Approaching Kingsway and Covent Garden, they came to an abrupt halt. Ahead of them, through jammed traffic, Gini could see police cars and flashing lights. They inched their way toward the melee. Security barriers were being erected. All the traffic was being diverted. In the distance a siren wailed.
“Fucking IRA,” Jenkins said. He leaned forward and opened the glass partition. “Just step on it, will you, Chris. Cut through the Garden and go down past the opera house.”
“That’s just what I am doing, sir. So is everyone else.”
“Then use your ingenuity,” Jenkins snapped. “That’s what you’re paid for. I don’t intend to be late.”
The dinner at the Savoy was a large one. It was being held in the River Room, and Gini estimated there were three hundred guests.
The security was tight—because of the current round of bomb scares, Gini assumed at first. Jenkins corrected her on this.

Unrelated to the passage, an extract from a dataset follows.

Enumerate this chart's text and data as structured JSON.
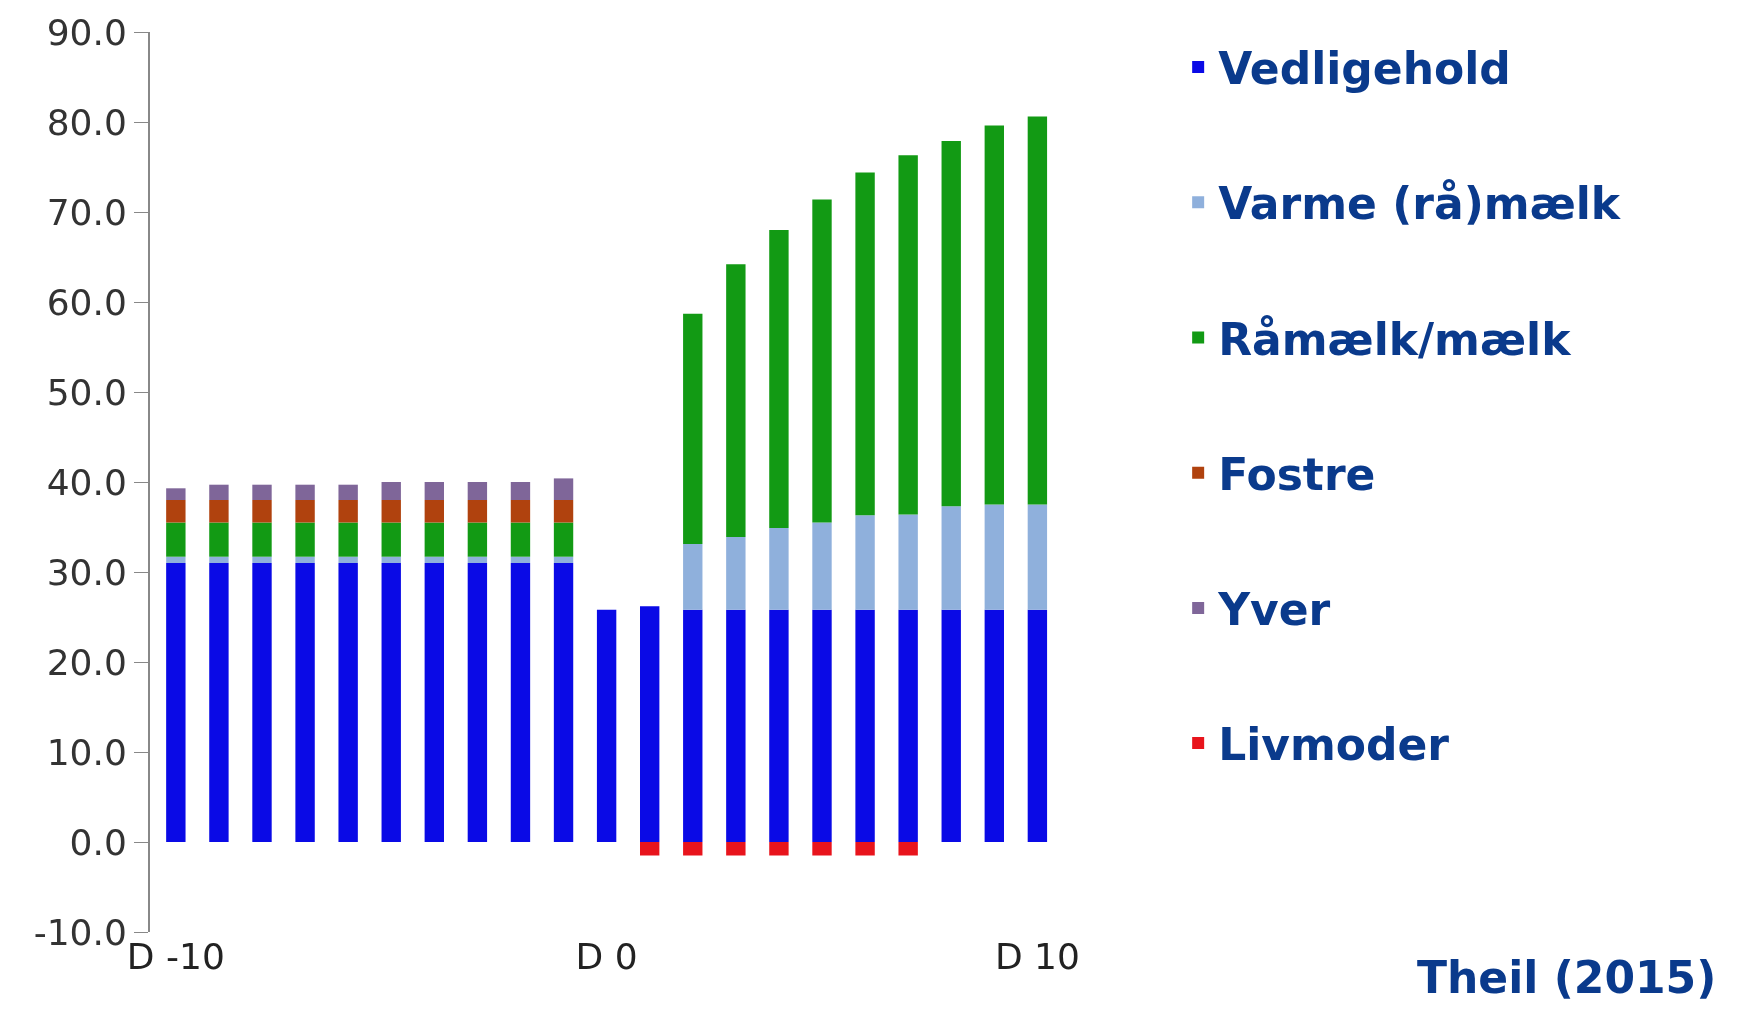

“Nothing to do with the Dublin cowboys,” he said irritably. “This was all laid on weeks ago, Melrose told me. We’ve John Hawthorne’s presence to thank for this.” He gestured toward the throng of people at the entrance to the River Room. Each person had to present a security pass; each pass was laboriously checked. When they finally reached the entrance, Gini’s small evening bag was opened and searched.